LAST WORD: Garret Jordan

Photo: Alena Kuzub

If you’re a regular reader of Spare Change News, you’re probably familiar with one of the newspaper’s most popular features: the Movie Palace film reviews. Garret Jordan has been writing the column since October 2014 when Spare Change News’ former editor-in-chief approached the Black Seed Writers Group looking for writers.

“Every Tuesday, I attend [the group] at St. Paul’s Cathedral in Boston,” says Garret. “It’s run by James Parker, who’s a well-known journalist himself … Right away, James thought of me, and that’s how my Movie Palace was inducted into SCN.”

If you’ve ever wondered how Garret stays up to date with the latest movies and releases, he recommends two websites: “I’m a devoted reader of Entertainment Weekly. That’s usually where I get a lot of my research. But I also check on websites like Fandango to read about upcoming movies and up-and-rising actors.”

Garret attributes the diversity of the Movie Palace reviews to his sense of impartiality as a film critic. “You can’t be picky,” he says. “You can’t focus on what you want to see; you have to think about what the public may or may not like. Last week, I went to see the new Aaron Eckhart movie ‘My All-American’ only because I got screening passes for it. I’m not usually one to go see football-based inspirational movies.”

Garret still has his preferences. He’s pretty clear about what his favorite movies are and they’re surprisingly wide-ranging, including movies as diverse as “Love Actually,” “The Martian” and “Scream.”

“In general, I’m a sap,” he says. “I’ve always been one for a good drama or romantic comedy, but by the same token, one of my top five favorite movies of all times is Wes Craven’s ‘Scream,’ so again … I don’t really have a favorite genre.”

Readers may have been surprised recently to learn that “Love Actually,” the British romantic comedy, is one of Jordan’s favorite movies of all time. It’s one of those movies that divides audiences, infuriating and delighting in equal measure, but Garret loves it: “Granted it did get bumped (by “The Martian”) to being my second favorite movie of all time, but it’s still my number one holiday movie … I enjoy a good movie where I can be laughing hysterically one minute and crying hysterically the next.”

With Christmas fast approaching, I ask Garret what other holiday movies he recommends. He says: “It’s a cliché, but ‘Miracle on 34th Street’ and ‘It’s a Wonderful Life’ will always be timeless holiday classics … They send the message that anything is possible as long as you believe. Words to live by.”

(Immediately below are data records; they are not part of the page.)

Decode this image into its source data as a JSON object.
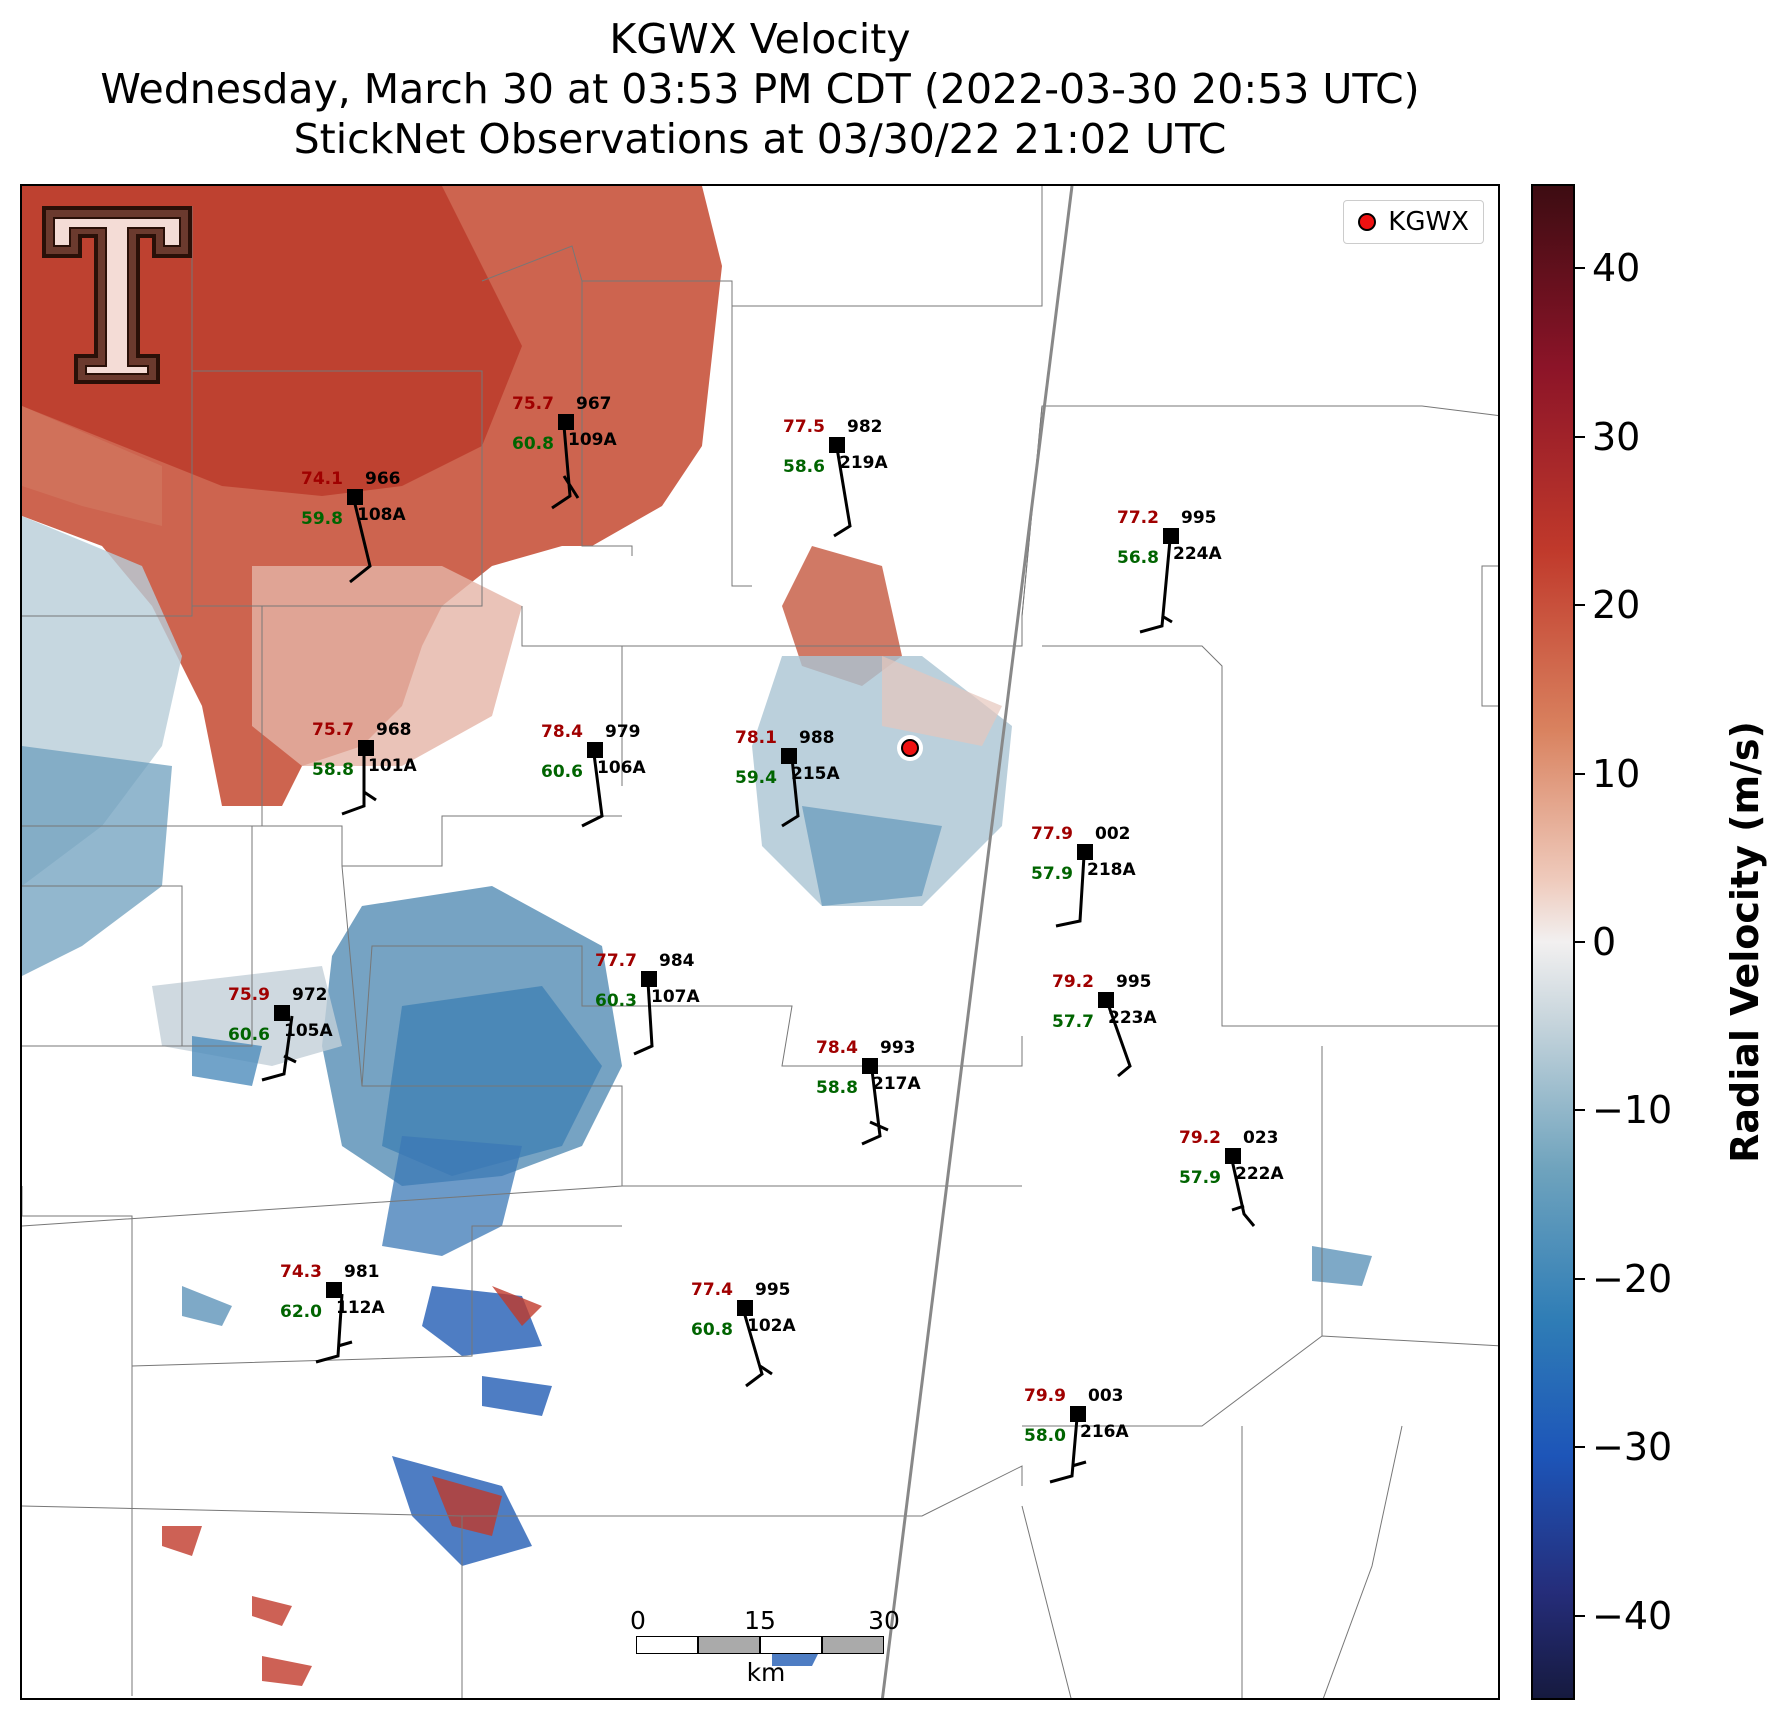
{
  "title": {
    "line1": "KGWX Velocity",
    "line2": "Wednesday, March 30 at 03:53 PM CDT (2022-03-30 20:53 UTC)",
    "line3": "StickNet Observations at 03/30/22 21:02 UTC"
  },
  "legend": {
    "label": "KGWX",
    "marker_color": "#ee1111"
  },
  "colorbar": {
    "title": "Radial Velocity (m/s)",
    "range": [
      -45,
      45
    ],
    "ticks": [
      "40",
      "30",
      "20",
      "10",
      "0",
      "−10",
      "−20",
      "−30",
      "−40"
    ]
  },
  "scalebar": {
    "labels": [
      "0",
      "15",
      "30"
    ],
    "unit": "km"
  },
  "logo": {
    "name": "texas-tech-t-logo"
  },
  "stations": [
    {
      "temp": "75.7",
      "pres": "967",
      "dew": "60.8",
      "id": "109A"
    },
    {
      "temp": "77.5",
      "pres": "982",
      "dew": "58.6",
      "id": "219A"
    },
    {
      "temp": "74.1",
      "pres": "966",
      "dew": "59.8",
      "id": "108A"
    },
    {
      "temp": "77.2",
      "pres": "995",
      "dew": "56.8",
      "id": "224A"
    },
    {
      "temp": "75.7",
      "pres": "968",
      "dew": "58.8",
      "id": "101A"
    },
    {
      "temp": "78.4",
      "pres": "979",
      "dew": "60.6",
      "id": "106A"
    },
    {
      "temp": "78.1",
      "pres": "988",
      "dew": "59.4",
      "id": "215A"
    },
    {
      "temp": "77.9",
      "pres": "002",
      "dew": "57.9",
      "id": "218A"
    },
    {
      "temp": "77.7",
      "pres": "984",
      "dew": "60.3",
      "id": "107A"
    },
    {
      "temp": "79.2",
      "pres": "995",
      "dew": "57.7",
      "id": "223A"
    },
    {
      "temp": "75.9",
      "pres": "972",
      "dew": "60.6",
      "id": "105A"
    },
    {
      "temp": "78.4",
      "pres": "993",
      "dew": "58.8",
      "id": "217A"
    },
    {
      "temp": "79.2",
      "pres": "023",
      "dew": "57.9",
      "id": "222A"
    },
    {
      "temp": "74.3",
      "pres": "981",
      "dew": "62.0",
      "id": "112A"
    },
    {
      "temp": "77.4",
      "pres": "995",
      "dew": "60.8",
      "id": "102A"
    },
    {
      "temp": "79.9",
      "pres": "003",
      "dew": "58.0",
      "id": "216A"
    }
  ]
}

The need to have faith in himself and others is something Garret understands well. He’s a recovering heroin addict who suffers from major depressive disorder. Partly, it’s these struggles that have fueled his writing: “The doctors that diagnosed me,” he says, “suggested that I write down anything and everything that I do throughout my day so that I can let out any frustration … That’s how I got involved with the Black Seed Writers Group. When I was told that it was going to be a way to write about whatever I wanted, I jumped at the chance.”

In fact, Garret’s writing has been something of an anchor in a time of crisis. He says: “Three years ago, I was a heroin addict who had nothing: no income, no support, no confidence in myself. All I had was my writing. For years, my friends and family told me to become a film or television critic because I’ve always thoroughly reviewed any film or show I’ve seen. I just didn’t have the faith in myself.”

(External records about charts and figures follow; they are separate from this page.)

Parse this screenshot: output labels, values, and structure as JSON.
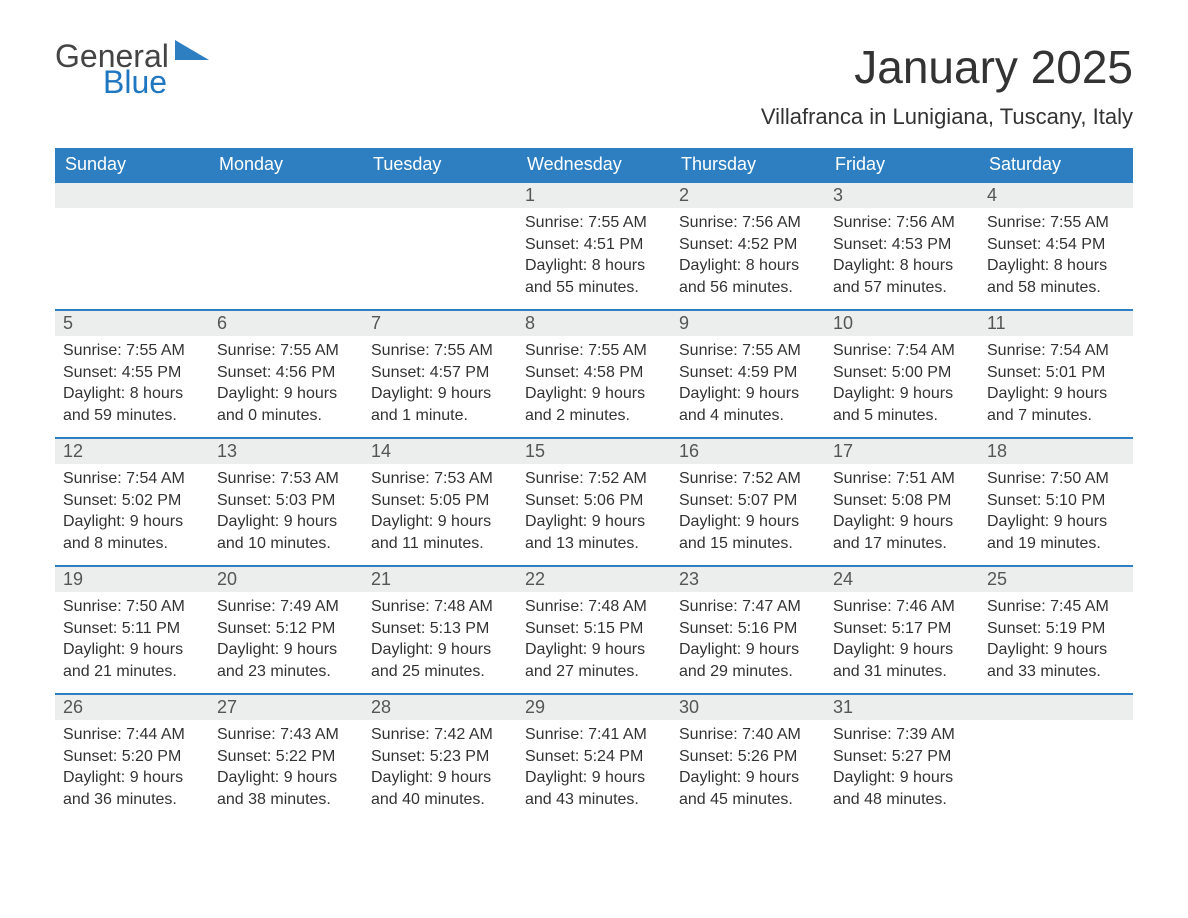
{
  "logo": {
    "word1": "General",
    "word2": "Blue",
    "triangle_color": "#2d7fc1"
  },
  "title": "January 2025",
  "location": "Villafranca in Lunigiana, Tuscany, Italy",
  "colors": {
    "header_bg": "#2d7fc1",
    "header_text": "#ffffff",
    "daybar_bg": "#eceded",
    "week_border": "#2d7fc1",
    "body_text": "#333333",
    "logo_blue": "#1f77c1",
    "logo_gray": "#444444",
    "background": "#ffffff"
  },
  "columns": [
    "Sunday",
    "Monday",
    "Tuesday",
    "Wednesday",
    "Thursday",
    "Friday",
    "Saturday"
  ],
  "weeks": [
    [
      null,
      null,
      null,
      {
        "n": "1",
        "sr": "Sunrise: 7:55 AM",
        "ss": "Sunset: 4:51 PM",
        "d1": "Daylight: 8 hours",
        "d2": "and 55 minutes."
      },
      {
        "n": "2",
        "sr": "Sunrise: 7:56 AM",
        "ss": "Sunset: 4:52 PM",
        "d1": "Daylight: 8 hours",
        "d2": "and 56 minutes."
      },
      {
        "n": "3",
        "sr": "Sunrise: 7:56 AM",
        "ss": "Sunset: 4:53 PM",
        "d1": "Daylight: 8 hours",
        "d2": "and 57 minutes."
      },
      {
        "n": "4",
        "sr": "Sunrise: 7:55 AM",
        "ss": "Sunset: 4:54 PM",
        "d1": "Daylight: 8 hours",
        "d2": "and 58 minutes."
      }
    ],
    [
      {
        "n": "5",
        "sr": "Sunrise: 7:55 AM",
        "ss": "Sunset: 4:55 PM",
        "d1": "Daylight: 8 hours",
        "d2": "and 59 minutes."
      },
      {
        "n": "6",
        "sr": "Sunrise: 7:55 AM",
        "ss": "Sunset: 4:56 PM",
        "d1": "Daylight: 9 hours",
        "d2": "and 0 minutes."
      },
      {
        "n": "7",
        "sr": "Sunrise: 7:55 AM",
        "ss": "Sunset: 4:57 PM",
        "d1": "Daylight: 9 hours",
        "d2": "and 1 minute."
      },
      {
        "n": "8",
        "sr": "Sunrise: 7:55 AM",
        "ss": "Sunset: 4:58 PM",
        "d1": "Daylight: 9 hours",
        "d2": "and 2 minutes."
      },
      {
        "n": "9",
        "sr": "Sunrise: 7:55 AM",
        "ss": "Sunset: 4:59 PM",
        "d1": "Daylight: 9 hours",
        "d2": "and 4 minutes."
      },
      {
        "n": "10",
        "sr": "Sunrise: 7:54 AM",
        "ss": "Sunset: 5:00 PM",
        "d1": "Daylight: 9 hours",
        "d2": "and 5 minutes."
      },
      {
        "n": "11",
        "sr": "Sunrise: 7:54 AM",
        "ss": "Sunset: 5:01 PM",
        "d1": "Daylight: 9 hours",
        "d2": "and 7 minutes."
      }
    ],
    [
      {
        "n": "12",
        "sr": "Sunrise: 7:54 AM",
        "ss": "Sunset: 5:02 PM",
        "d1": "Daylight: 9 hours",
        "d2": "and 8 minutes."
      },
      {
        "n": "13",
        "sr": "Sunrise: 7:53 AM",
        "ss": "Sunset: 5:03 PM",
        "d1": "Daylight: 9 hours",
        "d2": "and 10 minutes."
      },
      {
        "n": "14",
        "sr": "Sunrise: 7:53 AM",
        "ss": "Sunset: 5:05 PM",
        "d1": "Daylight: 9 hours",
        "d2": "and 11 minutes."
      },
      {
        "n": "15",
        "sr": "Sunrise: 7:52 AM",
        "ss": "Sunset: 5:06 PM",
        "d1": "Daylight: 9 hours",
        "d2": "and 13 minutes."
      },
      {
        "n": "16",
        "sr": "Sunrise: 7:52 AM",
        "ss": "Sunset: 5:07 PM",
        "d1": "Daylight: 9 hours",
        "d2": "and 15 minutes."
      },
      {
        "n": "17",
        "sr": "Sunrise: 7:51 AM",
        "ss": "Sunset: 5:08 PM",
        "d1": "Daylight: 9 hours",
        "d2": "and 17 minutes."
      },
      {
        "n": "18",
        "sr": "Sunrise: 7:50 AM",
        "ss": "Sunset: 5:10 PM",
        "d1": "Daylight: 9 hours",
        "d2": "and 19 minutes."
      }
    ],
    [
      {
        "n": "19",
        "sr": "Sunrise: 7:50 AM",
        "ss": "Sunset: 5:11 PM",
        "d1": "Daylight: 9 hours",
        "d2": "and 21 minutes."
      },
      {
        "n": "20",
        "sr": "Sunrise: 7:49 AM",
        "ss": "Sunset: 5:12 PM",
        "d1": "Daylight: 9 hours",
        "d2": "and 23 minutes."
      },
      {
        "n": "21",
        "sr": "Sunrise: 7:48 AM",
        "ss": "Sunset: 5:13 PM",
        "d1": "Daylight: 9 hours",
        "d2": "and 25 minutes."
      },
      {
        "n": "22",
        "sr": "Sunrise: 7:48 AM",
        "ss": "Sunset: 5:15 PM",
        "d1": "Daylight: 9 hours",
        "d2": "and 27 minutes."
      },
      {
        "n": "23",
        "sr": "Sunrise: 7:47 AM",
        "ss": "Sunset: 5:16 PM",
        "d1": "Daylight: 9 hours",
        "d2": "and 29 minutes."
      },
      {
        "n": "24",
        "sr": "Sunrise: 7:46 AM",
        "ss": "Sunset: 5:17 PM",
        "d1": "Daylight: 9 hours",
        "d2": "and 31 minutes."
      },
      {
        "n": "25",
        "sr": "Sunrise: 7:45 AM",
        "ss": "Sunset: 5:19 PM",
        "d1": "Daylight: 9 hours",
        "d2": "and 33 minutes."
      }
    ],
    [
      {
        "n": "26",
        "sr": "Sunrise: 7:44 AM",
        "ss": "Sunset: 5:20 PM",
        "d1": "Daylight: 9 hours",
        "d2": "and 36 minutes."
      },
      {
        "n": "27",
        "sr": "Sunrise: 7:43 AM",
        "ss": "Sunset: 5:22 PM",
        "d1": "Daylight: 9 hours",
        "d2": "and 38 minutes."
      },
      {
        "n": "28",
        "sr": "Sunrise: 7:42 AM",
        "ss": "Sunset: 5:23 PM",
        "d1": "Daylight: 9 hours",
        "d2": "and 40 minutes."
      },
      {
        "n": "29",
        "sr": "Sunrise: 7:41 AM",
        "ss": "Sunset: 5:24 PM",
        "d1": "Daylight: 9 hours",
        "d2": "and 43 minutes."
      },
      {
        "n": "30",
        "sr": "Sunrise: 7:40 AM",
        "ss": "Sunset: 5:26 PM",
        "d1": "Daylight: 9 hours",
        "d2": "and 45 minutes."
      },
      {
        "n": "31",
        "sr": "Sunrise: 7:39 AM",
        "ss": "Sunset: 5:27 PM",
        "d1": "Daylight: 9 hours",
        "d2": "and 48 minutes."
      },
      null
    ]
  ]
}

Before Jordan could pursue his dream of being a film critic, he had to undergo one of the most difficult times in his life. In 2008, his mother passed away. He was only 32 and he says of that time: “I fell into the deepest, darkest depression I’ve ever been in. My family and I became very estranged, my addiction got worse and I had just about given up on myself.”

Things started to change when he met James Parker, the journalist who invited him to the Black Seed Writers Group. “I started writing again,” he says, “and things slowly started getting better. I’ve now been clean since February 9, 2012. I have two jobs, an incredible support team and my family and I are close again.”

Having experienced this fortunate transformation, Garret values the ability to contribute to a paper like Spare Change News. “In general,” he points out, “society doesn’t really listen to the voices of the homeless, so for SCN to allow them to speak up and be heard is a real blessing.”

Andrew Warburton is a writer and copy editor at Spare Change News.